Yumaklı, Bakanlık olarak ana stratejilerinin vatandaşların besin muhtaçlıklarını yerli üretimden karşılamak olduğuna dikkati çekerek, şöyle devam etti:
“Birim alandan almış olduğumuz eseri daha fazla artırmak, randımanı ve kaliteyi öncelemek istiyoruz. Bunu başarmamak için hiçbir sebep yok. 2023’te 186 ülkeye 2 bin 200 çeşit eser ihraç ettik. Bu muazzam tablo hem ülkemizin gereksinimlerinin karşılanması hem de ülke iktisadına çok kıymetli kar sağlayacak ihracatı gerçekleştirmiş durumda. 2023 yılında ihtilal niteliğinde yapısal değişiklikler gerçekleştirdik. 2024 yılında hem bitkisel üretim hem hayvansal üretim hem de su eserleri üretimi için üretim planlamasını hayata geçirdik.”
Yeni destekleme modelinin, üretim planlamasının en değerli ayaklarından biri olduğunu belirten Yumaklı, “Amacımız ünite alandan almış olduğumuz eseri artırmak, 3 yılın sonunda yani 2028’de hububat eserleri üretiminde yüzde 13’lük artış sağlamak. İnşallah bu bahiste tekrar nasip olur buralarda sonuçları birlikte değerlendirirken tahminen bu sayıların çok daha üzerinde çıktığını da görmüş olacağız.” dedi.

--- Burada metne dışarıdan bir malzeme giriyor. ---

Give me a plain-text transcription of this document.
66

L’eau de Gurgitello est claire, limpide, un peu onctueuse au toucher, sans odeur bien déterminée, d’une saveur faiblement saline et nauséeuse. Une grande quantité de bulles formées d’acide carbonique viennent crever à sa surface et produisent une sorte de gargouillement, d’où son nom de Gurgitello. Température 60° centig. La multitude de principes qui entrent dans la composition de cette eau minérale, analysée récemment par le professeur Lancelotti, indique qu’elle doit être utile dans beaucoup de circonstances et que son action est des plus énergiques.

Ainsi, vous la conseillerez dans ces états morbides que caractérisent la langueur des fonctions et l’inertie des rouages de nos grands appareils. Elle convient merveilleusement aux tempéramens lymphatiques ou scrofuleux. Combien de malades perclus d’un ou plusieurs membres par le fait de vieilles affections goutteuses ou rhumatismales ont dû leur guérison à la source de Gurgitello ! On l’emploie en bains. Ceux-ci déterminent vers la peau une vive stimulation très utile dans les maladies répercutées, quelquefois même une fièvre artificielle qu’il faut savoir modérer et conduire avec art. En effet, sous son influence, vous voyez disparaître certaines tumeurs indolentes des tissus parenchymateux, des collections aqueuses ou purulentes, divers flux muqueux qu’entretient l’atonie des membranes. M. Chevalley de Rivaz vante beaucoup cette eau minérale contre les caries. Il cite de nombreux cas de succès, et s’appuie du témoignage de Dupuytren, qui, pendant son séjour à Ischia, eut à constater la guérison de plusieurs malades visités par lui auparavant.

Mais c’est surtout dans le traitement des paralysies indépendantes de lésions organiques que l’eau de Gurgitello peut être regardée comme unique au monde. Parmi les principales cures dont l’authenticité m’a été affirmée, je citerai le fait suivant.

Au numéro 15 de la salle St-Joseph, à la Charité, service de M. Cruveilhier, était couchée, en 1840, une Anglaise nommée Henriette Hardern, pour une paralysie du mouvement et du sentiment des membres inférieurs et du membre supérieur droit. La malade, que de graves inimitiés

Yumaklı, Tarım Sigortaları Havuzu (TARSİM) ve Gelir Müdafaa Sigortası ile üreticilerin emeğini garanti altına almak için çalışmalara devam ettiklerini belirterek, 2025 yılında bilhassa sigorta kapsamını genişlettiklerini bildirdi.
Ürünleri üretmek kadar depolamanın da son derece değerli olduğunun altını çizen Yumaklı, Toprak Mahsulleri Ofisi ve özel kesim yatırımlarıyla Türkiye’nin dünyada depolamayı en âlâ uygulayan ülkelerden biri olmanın gururunu yaşadığını söyledi.
Yumaklı, 234 şirketin lisanslı depoculuk yaptığını vurgulayarak, “Yaklaşık 12,2 milyon ton kapasite. İnşallah çok daha fazla üretelim.” dedi.
“Yaklaşık 2 milyon tona kadar kaybı engellemek mümkün”
Yumaklı, lisanslı depoculukla depolama kayıplarının yüzde 10 ile yüzde 30 ortasında engellenmesinin mümkün olduğunu lisana getirerek, şunları kaydetti:
“Bir yıllık depolama süreci içinde yaklaşık 2 milyon tona kadar kaybı engellememiz mümkün. Bunun da rakamsal karşılığı yaklaşık 23 milyara tekabül ediyor. Yapılacak yatırımların ülke kaynaklarının nasıl ve ne derecede korunmasıyla ilgili bir görüntü arz ettiğini de görmüş oluyoruz. Lisanslı depoculuk kapasitesinin artırılmasında Eser İhtisas Borsasının (TÜRİB) da çok kıymetli bir yeri olduğunu söylemek isterim. TÜRİB’in faaliyete başlamasıyla birlikte memleketler arası bir üs haline gelmesi yolunda değerli adım atıldı. Çiftçi Kayıt Sistemi’ne kayıtlı üreticiler, eserleri malumunuz teslim ettiklerinde bir elektronik eser senedi elde ediyor. Bunlara sahip olan paydaşlarımız, Ziraat Bankası ve Ziraat İştirak’ten 15 milyon lira üst limitli, sıfır faizli ya da kar hisseli işletme kredisi ya da finansmanı kullanabiliyor. 2024 yılında 312 bireye 462 milyon lira fiyatında hazine dayanaklı kredi kullandırılmış oldu. 2014-2024 periyodu için 131 lisanslı depo ve 200 bin üreticiye 590 milyon lira dayanak verilmiş durumda.”